When you write in this way, you’re writing to someone whose situation you really know. You know what’s relevant and which story will land, which detail will actually help, and which example gets your point across. It doesn’t matter if that person is real or simply just like five people you’ve worked with. What matters is you can picture them and sound like yourself in the process, not like a Very Professional Person™ saying Very Professional Things™.
Use AI as a thought partner
I’m not saying you have to stop using AI entirely. But stop asking AI to replace your thinking and writing. Instead, ask it to serve as your thinking buddy.
Jot down ten messy ideas for what you’re trying to say, then ask ChatGPT to rank them or simply isolate the top three. That’s your starting point, not a polished draft but clarity on what you’re actually trying to communicate.

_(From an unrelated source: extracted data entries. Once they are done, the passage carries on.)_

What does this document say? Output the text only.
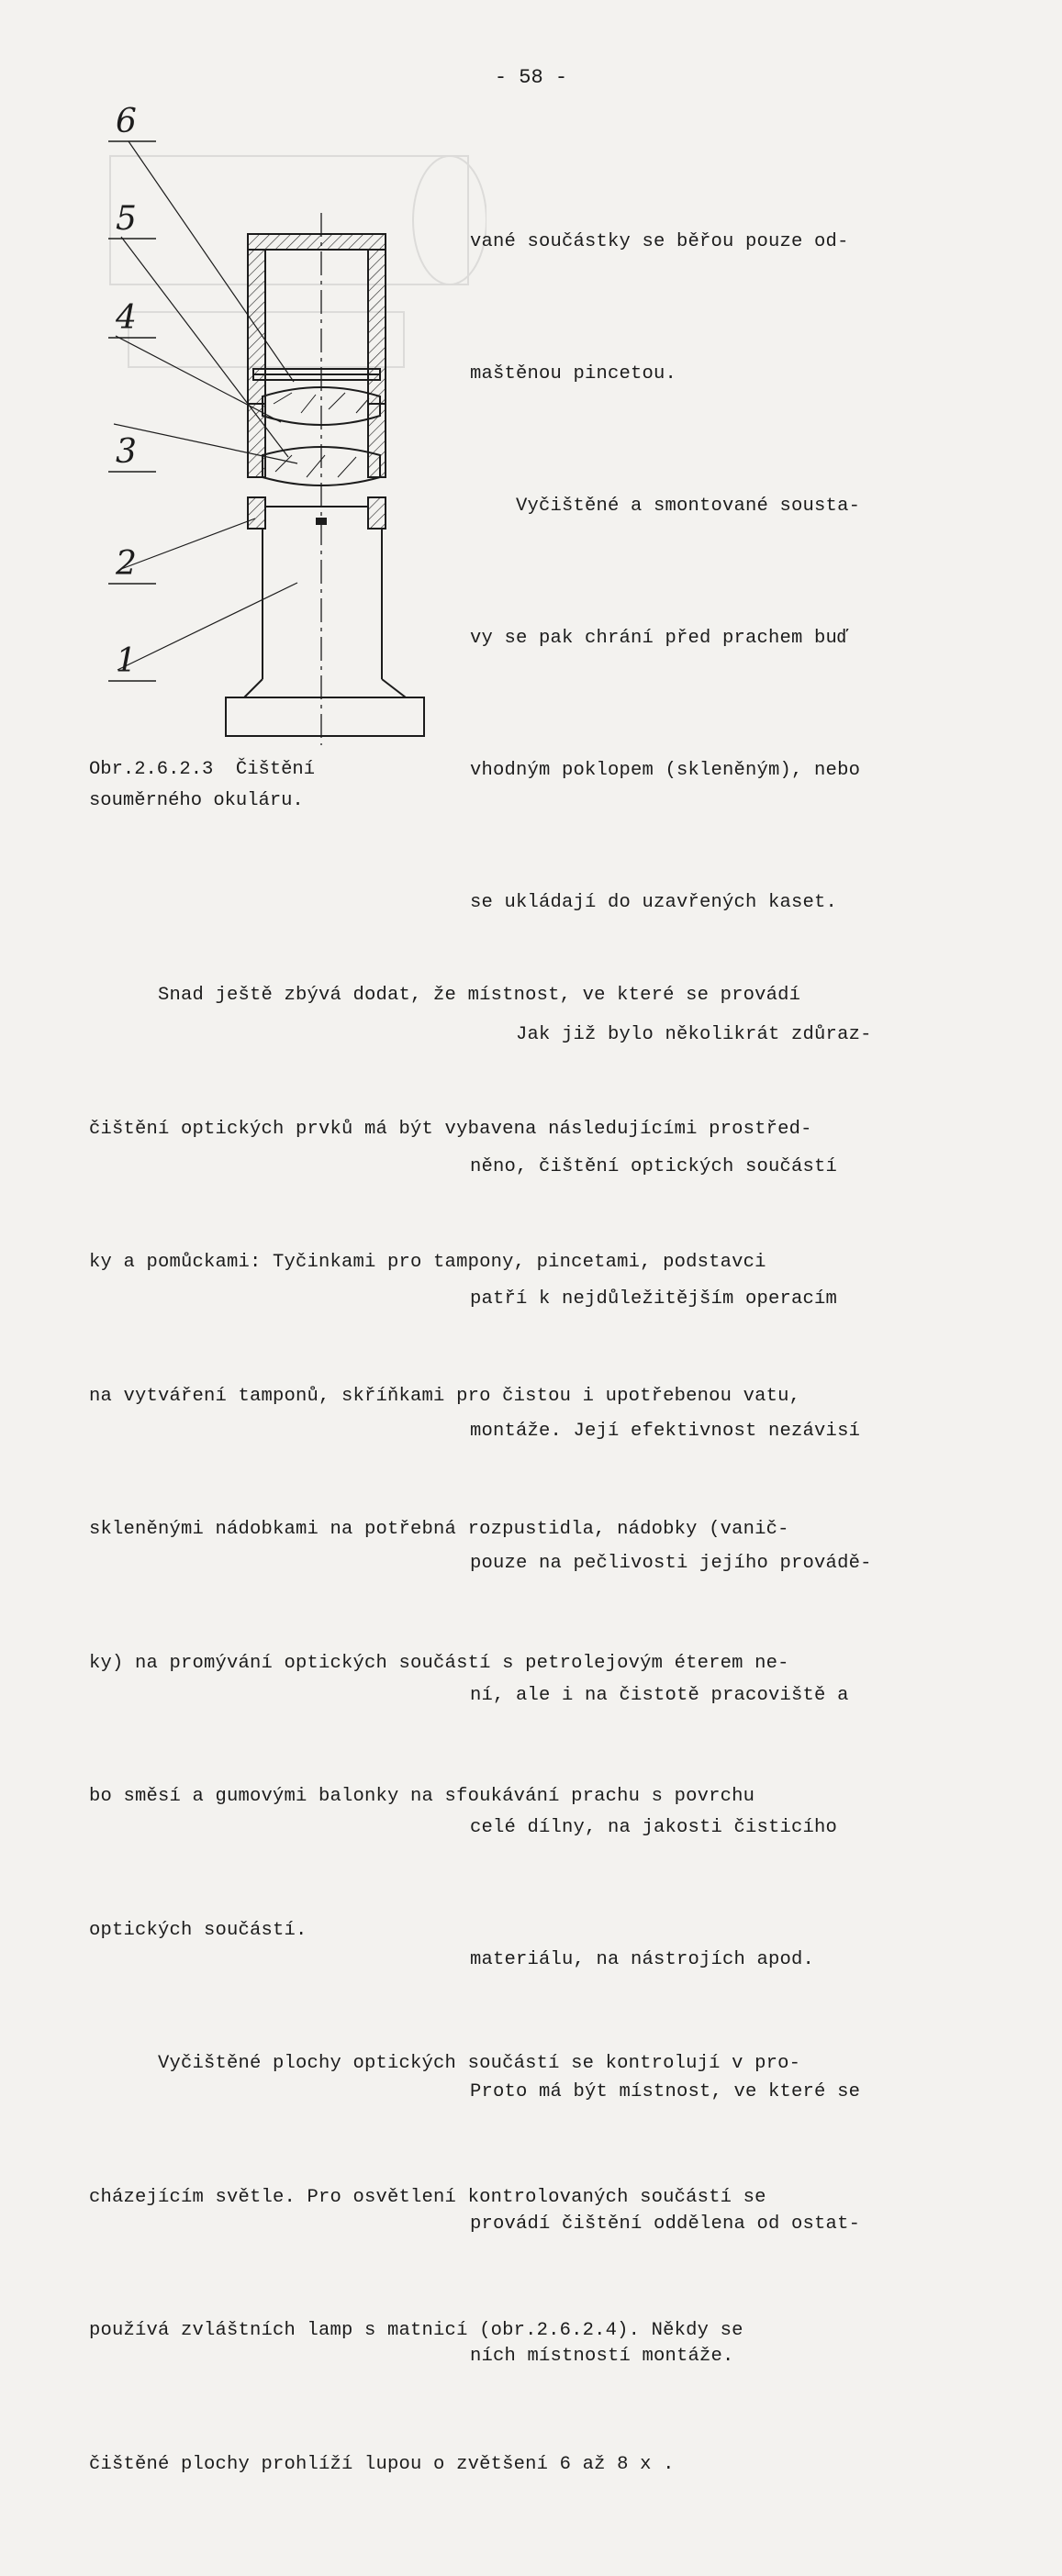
- 58 -
6
5
4
3
2
1
Obr.2.6.2.3  Čištění
souměrného okuláru.

vané součástky se běřou pouze od-

maštěnou pincetou.

Vyčištěné a smontované sousta-

vy se pak chrání před prachem buď

vhodným poklopem (skleněným), nebo

se ukládají do uzavřených kaset.

Jak již bylo několikrát zdůraz-

něno, čištění optických součástí

patří k nejdůležitějším operacím

montáže. Její efektivnost nezávisí

pouze na pečlivosti jejího provádě-

ní, ale i na čistotě pracoviště a

celé dílny, na jakosti čisticího

materiálu, na nástrojích apod.

Proto má být místnost, ve které se

provádí čištění oddělena od ostat-

ních místností montáže.

Snad ještě zbývá dodat, že místnost, ve které se provádí

čištění optických prvků má být vybavena následujícími prostřed-

ky a pomůckami: Tyčinkami pro tampony, pincetami, podstavci

na vytváření tamponů, skříňkami pro čistou i upotřebenou vatu,

skleněnými nádobkami na potřebná rozpustidla, nádobky (vanič-

ky) na promývání optických součástí s petrolejovým éterem ne-

bo směsí a gumovými balonky na sfoukávání prachu s povrchu

optických součástí.

Vyčištěné plochy optických součástí se kontrolují v pro-

cházejícím světle. Pro osvětlení kontrolovaných součástí se

používá zvláštních lamp s matnicí (obr.2.6.2.4). Někdy se

čištěné plochy prohlíží lupou o zvětšení 6 až 8 x .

You can also use this approach to strengthen your argument: “Where is this weak? What am I missing?” Let it challenge you before you hit send, asking: “Does this sound like I’m talking to someone or at someone?” This question alone will show you where you’re performing instead of communicating.
The overarching goal isn’t to sound casual or professional but simply like yourself—clearer, sharper, and always respecting the other person’s time.